Frédéric Gauthier, cofondateur et coéditeur des éditions La Pastèque, présente une bande dessinée qui l'a particulièrement marqué : Le discours de la panthère de Jérémie Moreau (2024).

Quête de sens
Comme éditeur, on a la chance de lire beaucoup et surtout de voir éclore de nombreux talents. Dans les dernières années, j’ai pu admirer le travail incroyable de Jérémie Moreau qui, à travers maintenant quatre œuvres comme auteur, a su imposer son style étonnant et son approche naturiste et sociologique au monde de la bande dessinée. Son dernier livre Le discours de la panthère arrive avec un bagage impressionnant d’échos : sélection à Montreuil et à Angoulême. Rien d’étonnant pour ce jeune prodige qui a remporté le Fauve d’or pour sa deuxième création seulement à l’âge tendre de 31 ans pour La saga de Grimr.

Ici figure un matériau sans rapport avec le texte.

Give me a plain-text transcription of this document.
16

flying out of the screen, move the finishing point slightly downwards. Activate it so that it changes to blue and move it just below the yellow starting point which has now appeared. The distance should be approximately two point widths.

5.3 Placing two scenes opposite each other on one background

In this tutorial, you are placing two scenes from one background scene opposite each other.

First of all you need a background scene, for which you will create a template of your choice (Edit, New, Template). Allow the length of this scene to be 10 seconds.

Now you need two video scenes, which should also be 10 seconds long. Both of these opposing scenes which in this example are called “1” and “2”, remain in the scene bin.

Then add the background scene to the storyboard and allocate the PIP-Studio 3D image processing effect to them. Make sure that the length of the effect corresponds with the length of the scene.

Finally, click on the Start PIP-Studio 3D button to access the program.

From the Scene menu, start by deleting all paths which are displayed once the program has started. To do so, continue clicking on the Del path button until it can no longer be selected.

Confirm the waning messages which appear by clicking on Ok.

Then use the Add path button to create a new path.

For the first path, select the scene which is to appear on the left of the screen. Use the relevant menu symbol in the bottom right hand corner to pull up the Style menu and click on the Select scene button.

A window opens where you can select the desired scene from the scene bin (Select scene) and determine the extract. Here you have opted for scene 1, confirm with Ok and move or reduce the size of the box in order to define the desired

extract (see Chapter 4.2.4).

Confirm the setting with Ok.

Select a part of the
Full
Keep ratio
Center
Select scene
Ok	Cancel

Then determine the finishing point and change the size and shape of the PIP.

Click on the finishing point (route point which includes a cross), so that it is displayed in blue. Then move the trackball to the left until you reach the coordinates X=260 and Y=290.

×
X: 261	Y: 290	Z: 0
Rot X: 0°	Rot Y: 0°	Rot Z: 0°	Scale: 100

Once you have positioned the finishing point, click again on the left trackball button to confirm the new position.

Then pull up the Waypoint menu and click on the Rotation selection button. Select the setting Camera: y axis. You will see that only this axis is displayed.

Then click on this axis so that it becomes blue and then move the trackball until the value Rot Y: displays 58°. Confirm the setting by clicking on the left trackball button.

Son dernier livre est un conte animalier et philosophique sur la quête du sens de la vie. Ce récit, formé de plusieurs histoires courtes, met de l’avant plusieurs animaux : buffle, étourneau, autruche, jeune éléphant… Cet ensemble de paraboles est d’une grande force d’évocation et permet un regard moral sur les enjeux modernes de notre monde qui s’effrite. Outre cette approche narrative ingénieuse qui trouve son apogée dans une finale digne du Roi lion, le dessin de Jérémie Moreau nous éblouit. Misant, cette fois, sur une approche plus réaliste dans le rendu des bêtes, ces pages explosent avec une palette chromatique foisonnante, et surtout, on peut admirer le brio narratif dans la composition des pages et la structure des cases. Il utilise les grands espaces, les vides et les pleins d’une façon admirable, donnant au récit un souffle épique. Que dire également des textures utilisées sur différentes surfaces qui viennent créer une richesse visuelle rarement atteinte ! Les effets créés à l’ordinateur, dont certains abusent, sont ici repoussés et justifiés pour mieux rendre le caractère quasi religieux et astral de cet univers réflexif. Un mot aussi sur le magnifique travail éditorial de 2024 dans la création de cet album. Tout est parfait dans l’objet : le choix de papier, le travail typographique, les pages de garde. Tous ces éléments permettent au livre une symbiose totale rendant hommage au grand travail de Jérémie Moreau. Toute son œuvre est à lire, particulièrement son premier livre étonnant : Max Winson.

 

Fondées en 1998 par Frédéric Gauthier et Martin Brault, les éditions La Pastèque peuvent aujourd’hui se targuer d’avoir contribué à l’essor de la bande dessinée québécoise contemporaine, d’avoir soutenu des bédéistes de talent et d’avoir suivi une veine — à la fois intimiste et universelle, à la fois graphique et audacieuse — jusqu’alors non défendue dans le Canada francophone. En ouvrant leurs portes aux livres jeunesse quelques années plus tard, les éditions La Pastèque ont continué d’égayer les étagères des librairies et les heures du dodo de bien des petits. Les prix reçus témoignent de leur talent : Grand Prix Grafika, Joe Shuster Awards, Prix Coup de cœur Lux, en plus du prestigieux Prix du meilleur éditeur jeunesse d’Amérique du Nord, en 2014, décerné par la Foire du livre jeunesse de Bologne .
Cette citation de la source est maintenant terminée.